Em muitos casos, faltavam documentos, registros oficiais e até mesmo informações básicas que permitissem ao Estado saber quem eram essas pessoas, onde viviam e quais eram suas necessidades.
Nos últimos anos, esse cenário começou a mudar.
Com a retomada do SISFamílias em 2023, o Instituto Chico Mendes de Conservação da Biodiversidade (ICMBio) passou a ampliar o levantamento e a organização de informações sobre populações tradicionais residentes e beneficiárias das unidades federais. Hoje, o sistema reúne dados de quase 80 mil famílias e mais de 220 mil pessoas, tornando-se uma das principais ferramentas para articular políticas públicas em territórios historicamente invisibilizados.
É dessa forma que o SISFamílias tem se consolidado como uma ponte entre comunidades tradicionais e programas voltados à redução da pobreza, inclusão produtiva, segurança alimentar, acesso à água, energia elétrica e fortalecimento da conservação ambiental.
“O SISFamílias tem um papel fundamental porque permite identificar quem são essas famílias, onde estão localizadas e quais são suas principais necessidades”, explica Lilian Estrela, coordenadora substituta de Articulação de Políticas Públicas (COPCT/CGPT/DISAT) do ICMBio.
“Com esses dados, o ICMBio consegue encaminhar informações mais precisas aos órgãos responsáveis pela implementação das políticas, contribuindo para um melhor direcionamento das ações e maior efetividade no atendimento”, explica Lilian.
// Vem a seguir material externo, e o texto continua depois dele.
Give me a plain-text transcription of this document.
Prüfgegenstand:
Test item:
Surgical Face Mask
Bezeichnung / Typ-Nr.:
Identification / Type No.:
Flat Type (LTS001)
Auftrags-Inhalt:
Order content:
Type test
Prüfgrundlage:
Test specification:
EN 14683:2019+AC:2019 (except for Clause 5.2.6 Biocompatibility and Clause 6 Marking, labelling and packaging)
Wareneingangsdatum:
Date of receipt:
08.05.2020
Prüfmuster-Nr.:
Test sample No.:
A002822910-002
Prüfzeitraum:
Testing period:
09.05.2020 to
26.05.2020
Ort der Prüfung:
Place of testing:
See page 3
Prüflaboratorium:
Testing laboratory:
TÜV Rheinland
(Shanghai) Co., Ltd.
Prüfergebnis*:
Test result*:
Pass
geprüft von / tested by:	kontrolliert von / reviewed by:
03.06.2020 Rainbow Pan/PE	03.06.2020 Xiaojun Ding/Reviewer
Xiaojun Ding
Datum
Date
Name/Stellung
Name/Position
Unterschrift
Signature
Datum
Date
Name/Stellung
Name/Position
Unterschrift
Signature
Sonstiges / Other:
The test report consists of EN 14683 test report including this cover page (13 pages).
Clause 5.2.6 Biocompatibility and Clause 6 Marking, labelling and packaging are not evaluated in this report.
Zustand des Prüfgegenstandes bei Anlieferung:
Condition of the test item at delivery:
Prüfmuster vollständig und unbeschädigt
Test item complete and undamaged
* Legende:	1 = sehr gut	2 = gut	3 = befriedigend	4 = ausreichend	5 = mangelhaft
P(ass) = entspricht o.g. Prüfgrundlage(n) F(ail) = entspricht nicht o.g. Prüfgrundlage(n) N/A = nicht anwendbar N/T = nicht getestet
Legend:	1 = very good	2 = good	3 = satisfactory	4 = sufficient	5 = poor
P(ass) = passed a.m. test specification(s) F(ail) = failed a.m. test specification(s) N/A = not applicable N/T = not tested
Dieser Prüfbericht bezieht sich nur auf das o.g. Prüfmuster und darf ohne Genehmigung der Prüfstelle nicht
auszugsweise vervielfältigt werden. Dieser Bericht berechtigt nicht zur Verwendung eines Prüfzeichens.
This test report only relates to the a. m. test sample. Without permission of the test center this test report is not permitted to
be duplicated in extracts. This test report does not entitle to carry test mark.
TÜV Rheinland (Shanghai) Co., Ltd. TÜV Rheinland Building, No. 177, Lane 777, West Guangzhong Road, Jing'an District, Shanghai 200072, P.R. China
Luz para Todos: muito além da energia elétrica
Quando se fala em energia elétrica, é comum pensar apenas em iluminação. Nas unidades de conservação, porém, o impacto vai muito além disso. Para muitas famílias, a chegada de energia representa permanência, oportunidade e desenvolvimento dentro do próprio território, representa dignidade e cidadania no dia a dia.
Segundo Lilian Estrela, a chegada da energia amplia as possibilidades de estudo, comunicação, armazenamento de alimentos e medicamentos, além do fortalecimento das atividades produtivas. Em muitos territórios, ela representa também a possibilidade de acessar serviços essenciais sem precisar deixar a comunidade.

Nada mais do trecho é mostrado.